In Sept-23, Brazil exported 195 thousand mt of beef in natura (beef excluding derived products), with a total worth of USD 885 million. This volume represents an increase of 5.3% or 9.8 thousand mt month-on-month (MoM), which was better than seasonality-derived expectations. A considerable increase in China – up 17 thousand mt – made up for the export losses to Chile and Egypt. Russia, Hong Kong, and the United States (US) also contributed to the monthly gains. Imports in China got a boost with expectations of increased consumption during the Chinese Golden Week holidays in October.

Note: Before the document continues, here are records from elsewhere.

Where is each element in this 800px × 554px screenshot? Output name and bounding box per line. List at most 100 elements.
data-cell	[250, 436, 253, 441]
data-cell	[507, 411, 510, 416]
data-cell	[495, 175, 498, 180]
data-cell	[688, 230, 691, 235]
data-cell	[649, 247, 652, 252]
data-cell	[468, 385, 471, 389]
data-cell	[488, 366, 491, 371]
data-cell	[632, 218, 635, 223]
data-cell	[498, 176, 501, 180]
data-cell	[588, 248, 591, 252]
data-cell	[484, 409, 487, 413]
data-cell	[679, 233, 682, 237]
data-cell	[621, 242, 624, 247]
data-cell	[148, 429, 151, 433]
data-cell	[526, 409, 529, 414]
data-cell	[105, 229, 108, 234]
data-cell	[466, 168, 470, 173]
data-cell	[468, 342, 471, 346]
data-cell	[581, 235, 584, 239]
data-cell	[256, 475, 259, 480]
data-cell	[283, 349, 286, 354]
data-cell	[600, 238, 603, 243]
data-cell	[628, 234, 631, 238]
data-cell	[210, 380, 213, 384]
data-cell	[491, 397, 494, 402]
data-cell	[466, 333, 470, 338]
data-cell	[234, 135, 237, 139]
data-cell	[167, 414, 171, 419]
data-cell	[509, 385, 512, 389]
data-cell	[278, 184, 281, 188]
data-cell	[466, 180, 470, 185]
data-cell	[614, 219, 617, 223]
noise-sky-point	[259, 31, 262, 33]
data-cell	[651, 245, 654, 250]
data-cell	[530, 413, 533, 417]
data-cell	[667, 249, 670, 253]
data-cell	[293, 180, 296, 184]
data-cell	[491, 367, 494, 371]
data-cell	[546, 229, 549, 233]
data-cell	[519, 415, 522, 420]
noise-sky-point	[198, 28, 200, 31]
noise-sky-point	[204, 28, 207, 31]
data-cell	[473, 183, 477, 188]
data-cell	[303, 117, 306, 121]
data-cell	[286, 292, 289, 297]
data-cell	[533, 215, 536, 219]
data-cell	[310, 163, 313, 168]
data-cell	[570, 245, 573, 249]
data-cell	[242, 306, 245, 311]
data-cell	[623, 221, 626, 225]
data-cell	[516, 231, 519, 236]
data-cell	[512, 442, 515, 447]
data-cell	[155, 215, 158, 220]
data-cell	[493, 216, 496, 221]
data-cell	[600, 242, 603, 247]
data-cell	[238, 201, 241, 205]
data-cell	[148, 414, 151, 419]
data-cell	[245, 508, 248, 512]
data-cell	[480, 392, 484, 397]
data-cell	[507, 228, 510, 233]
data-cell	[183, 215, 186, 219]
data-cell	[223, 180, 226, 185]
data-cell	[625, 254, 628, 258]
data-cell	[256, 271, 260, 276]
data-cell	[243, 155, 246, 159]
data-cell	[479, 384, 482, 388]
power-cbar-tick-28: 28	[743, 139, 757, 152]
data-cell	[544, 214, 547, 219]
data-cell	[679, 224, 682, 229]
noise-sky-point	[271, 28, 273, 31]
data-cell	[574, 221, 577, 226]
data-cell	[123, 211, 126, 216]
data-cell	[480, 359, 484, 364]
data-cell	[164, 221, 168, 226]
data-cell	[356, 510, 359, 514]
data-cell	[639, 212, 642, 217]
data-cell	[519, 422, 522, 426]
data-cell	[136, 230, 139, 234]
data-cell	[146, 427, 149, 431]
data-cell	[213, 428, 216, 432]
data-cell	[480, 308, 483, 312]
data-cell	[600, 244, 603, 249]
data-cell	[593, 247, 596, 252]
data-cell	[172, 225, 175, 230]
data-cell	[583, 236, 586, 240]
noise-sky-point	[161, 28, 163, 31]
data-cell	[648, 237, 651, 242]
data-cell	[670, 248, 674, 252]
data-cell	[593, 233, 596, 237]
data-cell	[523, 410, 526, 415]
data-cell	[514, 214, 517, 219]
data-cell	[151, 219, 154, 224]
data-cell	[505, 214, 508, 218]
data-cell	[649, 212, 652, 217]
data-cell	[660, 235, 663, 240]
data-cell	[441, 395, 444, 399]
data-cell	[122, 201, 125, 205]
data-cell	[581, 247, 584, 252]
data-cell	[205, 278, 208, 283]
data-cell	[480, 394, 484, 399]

Meanwhile, the average export price for all countries in September was USD 4.54/kg, up by a slight 0.6% from Aug-23's 31-month low. The average export price to China increased by 2% MoM, slightly better than the total average. Notably, the export price to the US climbed by 9% MoM, underlining solid demand from the US, which has been suffering domestic production losses, as Tridge has previously reported.

Still, while better than expected, the monthly gain wasn’t enough to produce a significant increase compared to last year. In YoY terms, volume fell by 4% or 7.9 thousand mt and value declined by 27% or USD 333 million.

Short-term price outlook. As expected, export prices floored in August as levels were already below the five-year average. The historical trend suggests further downside ahead, but prices aren’t expected to fall significantly below this barrier. On the other hand, while September’s figures were better, fundamentals point to a limited upside derived from ongoing global production growth. Increasing energy prices pressuring producer costs might paint a more bullish panorama for the year’s end.